You have described this work as both a biography and a showcase?
Christina plunges us into certain defining moments of her life, then ‘performs’ some of her writing in between. That way, I hope, we experience some of what she did, then absorb her imaginative response to it.

And tell me about the form of the play?
The play covers about sixty years in seventy minutes, through a technique of illuminating a certain day, then leaping to another some years later. Audiences are great the way they just come along with you.

And how did you chose this form, did it choose you?
This form was one developed in previous plays, The Pathfinder, about John Shaw Neilson, and Earthly Paradise, which treated Lesbia Harford, and I think it helped the writing journey, gave me confidence to try a new subject.
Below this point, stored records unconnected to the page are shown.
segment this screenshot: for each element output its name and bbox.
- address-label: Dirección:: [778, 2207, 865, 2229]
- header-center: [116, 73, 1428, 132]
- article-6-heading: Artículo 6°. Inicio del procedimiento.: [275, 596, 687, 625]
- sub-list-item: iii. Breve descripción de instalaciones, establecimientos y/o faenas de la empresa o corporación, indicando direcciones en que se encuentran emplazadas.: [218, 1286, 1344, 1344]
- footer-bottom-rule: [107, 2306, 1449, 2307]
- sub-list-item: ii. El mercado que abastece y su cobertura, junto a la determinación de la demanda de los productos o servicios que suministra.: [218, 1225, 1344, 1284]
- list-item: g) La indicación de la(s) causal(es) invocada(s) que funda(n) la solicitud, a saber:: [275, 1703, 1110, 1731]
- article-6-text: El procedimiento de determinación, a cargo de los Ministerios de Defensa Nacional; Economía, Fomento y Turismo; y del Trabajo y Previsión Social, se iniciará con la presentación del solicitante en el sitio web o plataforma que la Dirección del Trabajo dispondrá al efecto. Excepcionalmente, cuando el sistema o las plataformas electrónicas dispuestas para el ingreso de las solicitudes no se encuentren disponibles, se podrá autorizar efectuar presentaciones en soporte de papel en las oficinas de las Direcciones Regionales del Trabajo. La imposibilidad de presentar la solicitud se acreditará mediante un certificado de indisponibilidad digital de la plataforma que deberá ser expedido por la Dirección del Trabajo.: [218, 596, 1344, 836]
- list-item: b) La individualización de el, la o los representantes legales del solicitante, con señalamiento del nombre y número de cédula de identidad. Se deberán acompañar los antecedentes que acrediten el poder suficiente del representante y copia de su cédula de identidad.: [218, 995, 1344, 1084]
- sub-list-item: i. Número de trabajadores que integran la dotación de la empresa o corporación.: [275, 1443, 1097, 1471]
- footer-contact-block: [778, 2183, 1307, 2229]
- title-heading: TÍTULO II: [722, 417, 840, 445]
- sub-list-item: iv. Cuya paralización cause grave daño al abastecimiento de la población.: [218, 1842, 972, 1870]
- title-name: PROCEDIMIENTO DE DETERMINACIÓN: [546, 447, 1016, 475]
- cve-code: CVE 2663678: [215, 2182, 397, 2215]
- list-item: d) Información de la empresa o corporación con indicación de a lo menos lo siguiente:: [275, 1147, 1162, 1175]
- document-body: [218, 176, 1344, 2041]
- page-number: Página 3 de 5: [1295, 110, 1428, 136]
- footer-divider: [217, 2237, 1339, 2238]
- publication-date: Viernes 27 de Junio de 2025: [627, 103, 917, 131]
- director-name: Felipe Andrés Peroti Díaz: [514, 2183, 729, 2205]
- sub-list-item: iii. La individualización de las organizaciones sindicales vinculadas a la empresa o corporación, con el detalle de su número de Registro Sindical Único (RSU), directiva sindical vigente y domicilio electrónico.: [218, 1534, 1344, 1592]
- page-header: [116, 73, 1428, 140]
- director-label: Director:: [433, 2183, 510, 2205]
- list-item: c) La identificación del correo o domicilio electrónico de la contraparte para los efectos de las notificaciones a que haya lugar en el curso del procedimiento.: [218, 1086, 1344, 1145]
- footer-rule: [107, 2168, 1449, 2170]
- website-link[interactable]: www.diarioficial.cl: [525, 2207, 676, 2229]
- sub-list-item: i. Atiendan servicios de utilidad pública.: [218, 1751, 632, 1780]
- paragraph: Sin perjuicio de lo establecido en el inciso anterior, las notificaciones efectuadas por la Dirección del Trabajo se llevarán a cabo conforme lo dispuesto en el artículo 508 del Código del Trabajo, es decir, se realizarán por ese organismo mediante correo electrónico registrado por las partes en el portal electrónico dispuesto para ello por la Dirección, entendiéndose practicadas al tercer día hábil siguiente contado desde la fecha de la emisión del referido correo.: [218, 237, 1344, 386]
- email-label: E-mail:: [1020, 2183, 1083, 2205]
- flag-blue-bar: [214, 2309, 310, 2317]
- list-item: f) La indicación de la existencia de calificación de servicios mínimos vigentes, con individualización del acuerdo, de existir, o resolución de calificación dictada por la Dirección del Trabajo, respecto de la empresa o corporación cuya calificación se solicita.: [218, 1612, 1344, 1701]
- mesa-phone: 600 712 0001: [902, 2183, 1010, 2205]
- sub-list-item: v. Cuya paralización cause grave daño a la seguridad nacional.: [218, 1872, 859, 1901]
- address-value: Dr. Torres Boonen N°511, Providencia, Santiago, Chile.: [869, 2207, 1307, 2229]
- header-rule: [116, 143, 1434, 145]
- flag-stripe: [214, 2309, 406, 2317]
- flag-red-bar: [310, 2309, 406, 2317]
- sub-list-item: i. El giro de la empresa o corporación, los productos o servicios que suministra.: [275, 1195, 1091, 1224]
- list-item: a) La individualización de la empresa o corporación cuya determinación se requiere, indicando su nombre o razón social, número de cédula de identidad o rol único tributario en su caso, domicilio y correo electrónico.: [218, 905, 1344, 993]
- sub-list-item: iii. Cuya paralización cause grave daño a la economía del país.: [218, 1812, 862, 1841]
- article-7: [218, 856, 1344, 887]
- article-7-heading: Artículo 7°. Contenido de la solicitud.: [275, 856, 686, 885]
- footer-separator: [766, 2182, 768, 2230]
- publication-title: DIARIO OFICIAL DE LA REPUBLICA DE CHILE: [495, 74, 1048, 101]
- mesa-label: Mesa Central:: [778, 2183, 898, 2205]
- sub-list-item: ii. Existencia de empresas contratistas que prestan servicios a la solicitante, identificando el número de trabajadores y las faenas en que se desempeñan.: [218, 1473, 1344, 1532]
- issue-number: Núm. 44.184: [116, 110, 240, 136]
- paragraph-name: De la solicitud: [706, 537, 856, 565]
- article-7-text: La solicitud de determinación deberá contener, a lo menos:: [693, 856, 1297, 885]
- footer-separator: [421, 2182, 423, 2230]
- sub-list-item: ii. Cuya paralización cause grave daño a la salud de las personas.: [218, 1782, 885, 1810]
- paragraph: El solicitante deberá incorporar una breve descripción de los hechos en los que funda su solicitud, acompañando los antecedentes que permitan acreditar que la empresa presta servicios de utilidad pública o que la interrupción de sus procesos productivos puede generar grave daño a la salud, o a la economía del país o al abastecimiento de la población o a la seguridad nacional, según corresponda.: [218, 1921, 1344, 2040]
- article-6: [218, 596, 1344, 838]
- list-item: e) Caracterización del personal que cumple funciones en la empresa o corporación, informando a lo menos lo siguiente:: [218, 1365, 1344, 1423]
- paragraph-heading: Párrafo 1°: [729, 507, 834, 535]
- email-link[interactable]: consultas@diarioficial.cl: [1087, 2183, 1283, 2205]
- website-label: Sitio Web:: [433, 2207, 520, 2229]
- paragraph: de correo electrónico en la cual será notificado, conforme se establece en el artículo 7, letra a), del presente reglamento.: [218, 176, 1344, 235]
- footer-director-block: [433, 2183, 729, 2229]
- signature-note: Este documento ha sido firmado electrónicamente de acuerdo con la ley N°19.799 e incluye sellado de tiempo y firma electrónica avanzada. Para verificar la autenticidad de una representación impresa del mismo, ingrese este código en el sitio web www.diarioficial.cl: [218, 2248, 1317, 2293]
Christina Stead relocated overseas and married, and yet her Australian experience and memories were seminal in her fiction writing ?
I think her Australian experiences were seminal, in the way that early life always is. It’s also true to say her two best books (in my view), For Love Alone and The Man Who Loved Children, are semi-autobiographical, based on her life in Australia. A child, or young woman, notices things keenly, intimately, personally, in a way that is perhaps less true later, when you make more of your own decisions, are less at the mercy of things.

And what fascinates you about her personal life, her public life and her literary works?
Olivia [Brown] has a good description of this:
I am intrigued by the contradictions within her personality and character, scientific but then sentimental, independent thinker but very needing of support and a champion. I have been struck by her comment on the dream she had of the little boat battling on regardless of all kinds of weathering and difficulty - as she set out on the wide blue seas as a young woman full of hope, and survived upon them for so many years, and in so many ways, more than survived, flourished. Then the dream changes and the boat does not fare well, low in the water and defeated on many fronts, she turns to her original home shore. She lost the strength of youth, as we all do, and then lost Bill and with him all certainty. After her return to Australia I believe she lost more and more of what had sustained her. But yet she battled on. Patrick White's comment that was something like "I wish I had met her earlier" seems, though quite sad, fitting.

Why do you think Patrick White was so impassioned by her work?
I think he recognized and admired a fellow artist of intense conviction and commitment, ambitious, brilliant in technique, yet full of feeling and with a wide knowledge of humanity. I think also he would have liked to meet her earlier in her life.

Has there been a stage work of a Christina Stead novel before, or a bioplay?
There’s a good 1985 film of For Love Alone, with Helen Buday, and there is a script version of that novel, as yet unproduced. I think her work just hasn’t been looked at from a stage perspective.

What research has helped Olivia prepare for her role?
Olivia did a great deal of research and reading, and together we visited Stead’s childhood homes in Sydney. There is also the large body of her correspondence, some radio interviews where her voice can be heard of course, and an ABC television interview, made when she was aged about 75 years of age, all revealing and useful sources. We also discussed at length options and constraints on women and artists at that time. Collaborating with her is such a great pleasure.

What type of portrait do you feel you reveal of Stead in this production?
I hope we present an accurate, varied, rich and quickly moving portrait of a unique artist.

What does her life say about living as an artist today?
Stead was a refreshingly forthright person, and I think she would be calling for more honest, social and political engagement by writers, but of course not excluding the personal and psychological, the emotional. For her all these things really were connected, she couldn’t abide narrowness and deliberate self-limitation.

What heritage does Stead leave behind?
A rich body of fiction, Stead is a great example of artistic commitment despite adversity.


I Write What I See: Christina Stead Speaks, starring Olivia Brown, opens at the Old Council Chambers, Trades Hall, Melbourne, October 14, 2010.